His father looked at him with his weak eyes until they filled with tears; then, sliding his hand down the arm he held, until it met Mike's hand, and locked it close, he went on-" Thank God, avich— oh, thank God a thousand times! an' you ought to fall down on your knees an' give the thanks, ma-bouchal; an' you will, Mike--you will, afther you come home wid me to the ould cabin, an' sit down wid me at the ould hearth, an' look about you, you will-I know you will; an' you don't forget your God an' your father yet, Mike, for all that's come an' gone; an' you don't want me to die widout lavin' you my blessin' in hearty good-will;-an' so you'll do, ay, more than that, again, afther;-you'll look into your own breast, Mike, an' you'll think, an' you'll pondher; an' if there's any way that you can take to make amends to the poor family in the big house beyant for what's done to them, or what's goin' to be done, you'll take that way, my son, in the name of the good God that looks down on us all, an' sees all our minds. An' as for the bad man's goold, Mike-your sawl's enemyyou'll throw it into the runnin' wather, if he has given it to you yet, sooner nor go through life wid its curse upon you; but, at any rate, avich, you'll come home at onst with the auld father, an' let him lane on your sthrong arum for help to the auld cabin door, where we can have our mornin's male together, for the first mornin' this long while, in pace and honesty, if not in plenty an' sin."
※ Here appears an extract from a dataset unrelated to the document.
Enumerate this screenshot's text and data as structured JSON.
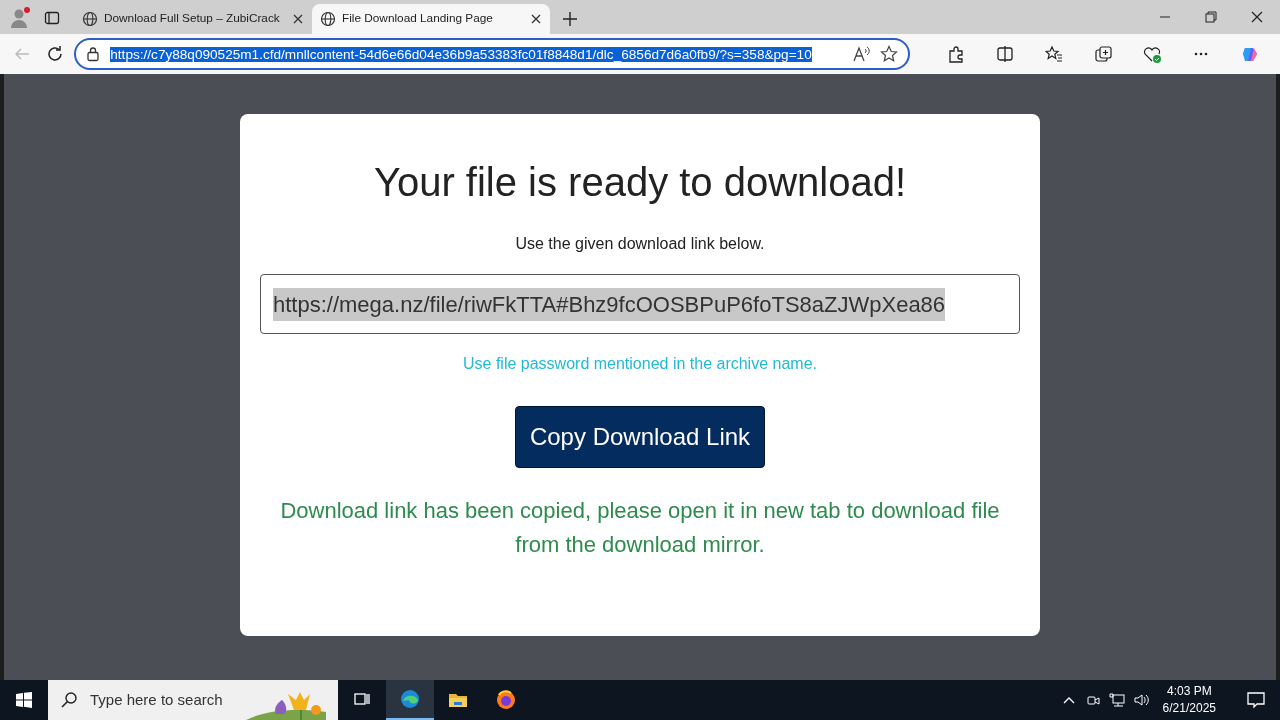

"I will go home wid you, father," answered Mike Cassin, drawing his hand over his eyes. And he kept his word; nor did he afterwards face towards Dublin as he had intended.

CHAPTER V.

Sooner than he had named, Sir Miles Hutchinson summoned his nephew to the library.
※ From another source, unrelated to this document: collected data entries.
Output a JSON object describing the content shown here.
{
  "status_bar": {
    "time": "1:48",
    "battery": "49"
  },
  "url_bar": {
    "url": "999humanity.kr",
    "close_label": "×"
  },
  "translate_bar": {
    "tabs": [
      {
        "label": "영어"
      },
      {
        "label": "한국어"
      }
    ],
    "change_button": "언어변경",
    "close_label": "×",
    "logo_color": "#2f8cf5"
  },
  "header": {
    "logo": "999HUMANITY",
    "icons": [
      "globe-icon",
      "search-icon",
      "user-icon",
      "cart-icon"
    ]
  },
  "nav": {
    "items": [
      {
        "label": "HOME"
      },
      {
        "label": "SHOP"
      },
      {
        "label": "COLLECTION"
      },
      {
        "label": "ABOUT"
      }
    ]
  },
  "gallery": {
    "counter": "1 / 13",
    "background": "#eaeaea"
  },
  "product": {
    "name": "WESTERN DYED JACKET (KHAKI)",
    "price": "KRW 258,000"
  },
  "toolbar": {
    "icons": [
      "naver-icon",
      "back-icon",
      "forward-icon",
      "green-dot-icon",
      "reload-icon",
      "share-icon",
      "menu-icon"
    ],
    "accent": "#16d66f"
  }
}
James found his uncle sitting back in an arm-chair, as if exhausted with his endeavour to reduce into plan and action his fevered feelings and harassed thoughts.
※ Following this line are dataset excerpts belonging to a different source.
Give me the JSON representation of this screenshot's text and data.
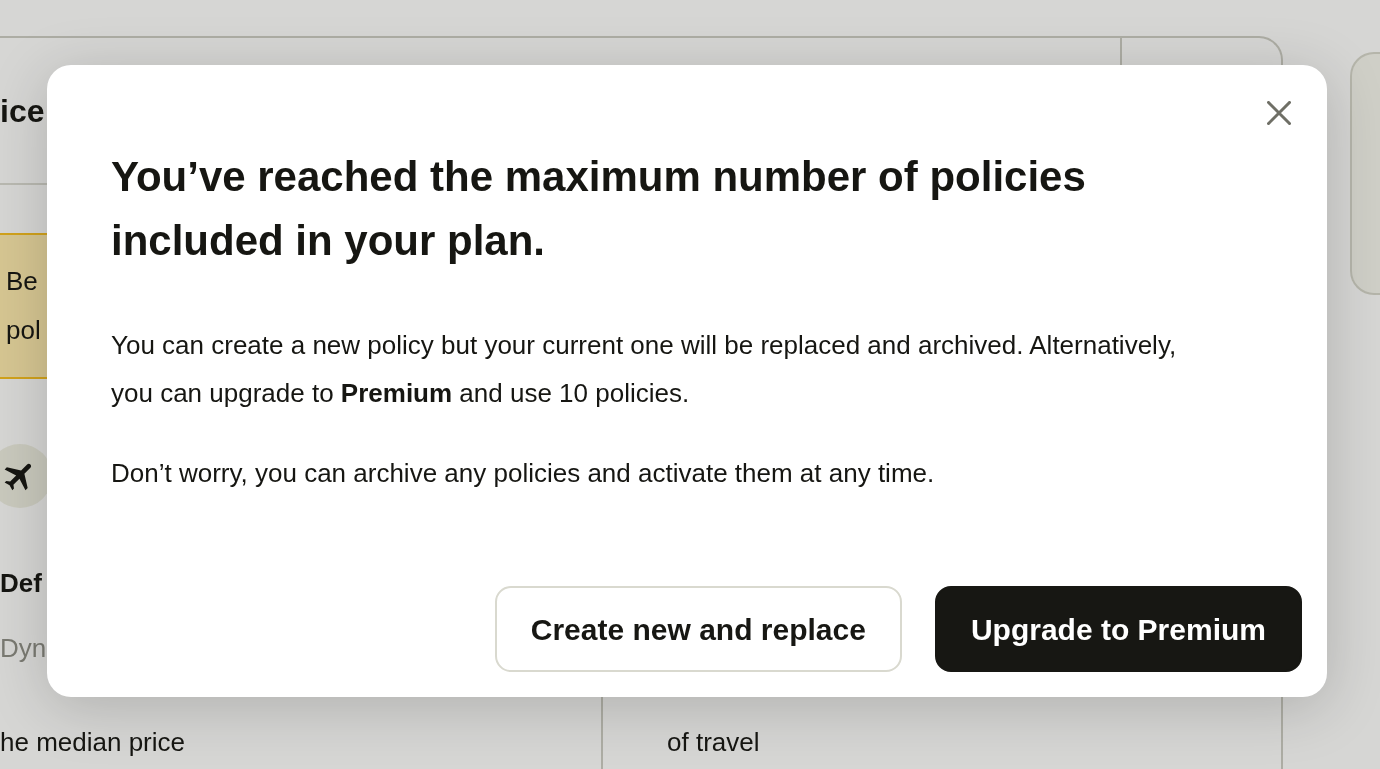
{
  "page": {
    "header": {
      "title": "ice"
    },
    "notice": {
      "lines": [
        "Be",
        "pol"
      ]
    },
    "policy": {
      "name": "Def",
      "subtitle": "Dyn",
      "rules": [
        {
          "lines": [
            "he median price"
          ]
        },
        {
          "lines": [
            "of travel"
          ]
        }
      ]
    }
  },
  "dialog": {
    "title": "You’ve reached the maximum number of policies included in your plan.",
    "paragraphs": [
      "You can create a new policy but your current one will be replaced and archived. Alternatively, you can upgrade to **Premium** and use 10 policies.",
      "Don’t worry, you can archive any policies and activate them at any time."
    ],
    "buttons": [
      {
        "label": "Create new and replace",
        "kind": "secondary"
      },
      {
        "label": "Upgrade to Premium",
        "kind": "primary"
      }
    ]
  }
}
"Sit down, James," he said; and, with a deep condoling sigh, James obeyed. "During part of the time since I saw you last, James, I have been trying to arrange a mode of conduct towards your unhappy cousin, and I think I have succeeded. The great, great fear for him --the mountain fear-no longer presses me down, thanks to our generous and merciful friend Blake. We shall not be exposed, and punished, and blighted to the very utmost-that is one mighty comfort. But my soul is still shaking with many fears and agonies; and, indeed, James, if I could—if it were fitting and manly-I would sit down and weep, and so have ease. My dear boy, look happier-it will console and help me."